The activities in your activity list should relate to the major you want to apply for, allowing admissions officers to identify a clear storyline. For example, if you enjoy bird-watching, having a keen interest in birds alone may be a bit limited in scope.
If you can elevate this interest to the biological level, connecting your passion with an academic field, your application materials will leave more room for imagination. For instance, taking AP Biology courses, winning awards in the United States Biology Olympiad (USABO), interning at the local bird-watching association, and conducting a series of biology outreach lectures in elementary schools. This way, admissions officers may think that you are likely to become a biologist in the future(sources from usms.
It’s best to arrange extracurricular activities in a T-shaped development because T-shaped individuals are the versatile talents that American universities want to admit—these individuals possess both in-depth professional knowledge and broad knowledge. They have extensive interdisciplinary knowledge horizontally and a deep understanding, unique insights, and outstanding innovation abilities vertically in their professional knowledge.
So, how should T-shaped development be understood in extracurricular activities? On one hand, your activities should have a clear mainline, leveraging your strengths to allow admissions officers to summarize your characteristics in a single sentence. On the other hand, your activities can develop in various directions, engaging in unique activities that complement your personality.
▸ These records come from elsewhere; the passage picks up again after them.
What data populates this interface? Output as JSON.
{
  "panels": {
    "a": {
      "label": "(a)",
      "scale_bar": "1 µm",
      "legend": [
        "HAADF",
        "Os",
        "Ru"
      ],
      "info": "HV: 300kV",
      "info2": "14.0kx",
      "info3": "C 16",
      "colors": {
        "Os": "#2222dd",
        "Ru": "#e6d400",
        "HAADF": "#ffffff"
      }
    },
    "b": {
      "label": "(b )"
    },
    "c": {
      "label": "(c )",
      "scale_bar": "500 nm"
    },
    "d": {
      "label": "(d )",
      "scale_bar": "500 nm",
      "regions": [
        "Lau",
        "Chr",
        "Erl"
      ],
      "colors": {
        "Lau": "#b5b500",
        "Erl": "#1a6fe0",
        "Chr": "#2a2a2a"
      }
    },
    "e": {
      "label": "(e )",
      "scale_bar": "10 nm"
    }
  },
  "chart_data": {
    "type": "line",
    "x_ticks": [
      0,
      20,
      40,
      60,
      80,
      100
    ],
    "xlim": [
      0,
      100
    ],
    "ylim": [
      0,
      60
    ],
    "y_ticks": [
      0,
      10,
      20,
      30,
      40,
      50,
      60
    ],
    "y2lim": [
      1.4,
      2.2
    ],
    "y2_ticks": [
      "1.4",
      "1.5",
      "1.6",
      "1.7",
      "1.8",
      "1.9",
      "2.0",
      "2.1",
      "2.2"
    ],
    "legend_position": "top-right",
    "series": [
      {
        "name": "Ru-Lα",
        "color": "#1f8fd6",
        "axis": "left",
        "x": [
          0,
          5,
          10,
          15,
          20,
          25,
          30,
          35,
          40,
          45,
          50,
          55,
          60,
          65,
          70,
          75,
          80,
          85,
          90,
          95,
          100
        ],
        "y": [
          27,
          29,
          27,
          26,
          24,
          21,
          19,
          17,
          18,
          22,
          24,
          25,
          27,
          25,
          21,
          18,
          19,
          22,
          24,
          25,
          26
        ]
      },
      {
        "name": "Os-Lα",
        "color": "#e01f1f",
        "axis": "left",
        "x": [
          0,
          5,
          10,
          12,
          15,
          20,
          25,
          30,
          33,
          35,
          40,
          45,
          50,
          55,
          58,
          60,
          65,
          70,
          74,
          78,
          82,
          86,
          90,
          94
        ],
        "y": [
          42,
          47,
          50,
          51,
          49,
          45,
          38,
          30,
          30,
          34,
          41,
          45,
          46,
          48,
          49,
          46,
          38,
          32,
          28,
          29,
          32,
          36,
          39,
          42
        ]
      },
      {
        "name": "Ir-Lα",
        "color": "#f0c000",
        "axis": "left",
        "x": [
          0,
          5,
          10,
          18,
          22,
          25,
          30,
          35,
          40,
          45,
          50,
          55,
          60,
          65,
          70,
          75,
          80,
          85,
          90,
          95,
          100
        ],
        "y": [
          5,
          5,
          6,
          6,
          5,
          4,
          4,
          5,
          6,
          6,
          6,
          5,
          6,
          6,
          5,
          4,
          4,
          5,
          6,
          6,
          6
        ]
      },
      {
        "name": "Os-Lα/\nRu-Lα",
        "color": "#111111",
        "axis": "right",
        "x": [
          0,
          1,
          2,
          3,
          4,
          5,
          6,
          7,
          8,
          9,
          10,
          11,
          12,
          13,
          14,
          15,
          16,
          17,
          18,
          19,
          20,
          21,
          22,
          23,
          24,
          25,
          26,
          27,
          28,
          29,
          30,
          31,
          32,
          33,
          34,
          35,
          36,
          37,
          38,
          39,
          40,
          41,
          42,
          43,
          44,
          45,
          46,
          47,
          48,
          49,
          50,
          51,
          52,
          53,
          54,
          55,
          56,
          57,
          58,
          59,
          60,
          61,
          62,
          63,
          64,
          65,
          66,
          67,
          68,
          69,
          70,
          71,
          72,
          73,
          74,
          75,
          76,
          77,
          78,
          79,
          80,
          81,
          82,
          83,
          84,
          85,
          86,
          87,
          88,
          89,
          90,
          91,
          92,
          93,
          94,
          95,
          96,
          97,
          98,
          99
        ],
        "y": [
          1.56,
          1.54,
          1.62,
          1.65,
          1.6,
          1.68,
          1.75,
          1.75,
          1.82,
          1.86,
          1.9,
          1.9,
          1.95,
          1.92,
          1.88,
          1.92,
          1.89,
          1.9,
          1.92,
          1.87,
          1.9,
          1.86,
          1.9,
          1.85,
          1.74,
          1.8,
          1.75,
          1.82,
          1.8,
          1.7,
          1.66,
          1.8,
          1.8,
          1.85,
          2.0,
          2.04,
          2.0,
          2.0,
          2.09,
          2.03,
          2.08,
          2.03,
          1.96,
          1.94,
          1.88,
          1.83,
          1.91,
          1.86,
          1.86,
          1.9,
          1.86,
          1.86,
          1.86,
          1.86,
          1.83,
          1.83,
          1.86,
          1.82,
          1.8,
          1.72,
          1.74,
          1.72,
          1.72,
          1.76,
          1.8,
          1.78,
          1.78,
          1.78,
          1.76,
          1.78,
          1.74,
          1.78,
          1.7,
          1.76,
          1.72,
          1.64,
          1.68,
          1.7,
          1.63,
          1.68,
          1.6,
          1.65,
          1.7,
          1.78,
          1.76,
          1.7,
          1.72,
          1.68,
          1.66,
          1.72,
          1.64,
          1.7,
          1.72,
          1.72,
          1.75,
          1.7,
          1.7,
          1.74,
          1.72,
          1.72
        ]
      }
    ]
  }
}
The significance of extracurricular activities in the application is multiplication, not addition. Many students have the misconception that the more time they spend on an extracurricular activity, the more dedicated they appear, and admissions officers will be more inclined to admit them. However, this is not the case. Only when extracurricular activities reflect your traits and help shape a charismatic personal image will admissions officers take notice. Therefore, approaching extracurricular activities strategically and holistically is crucial.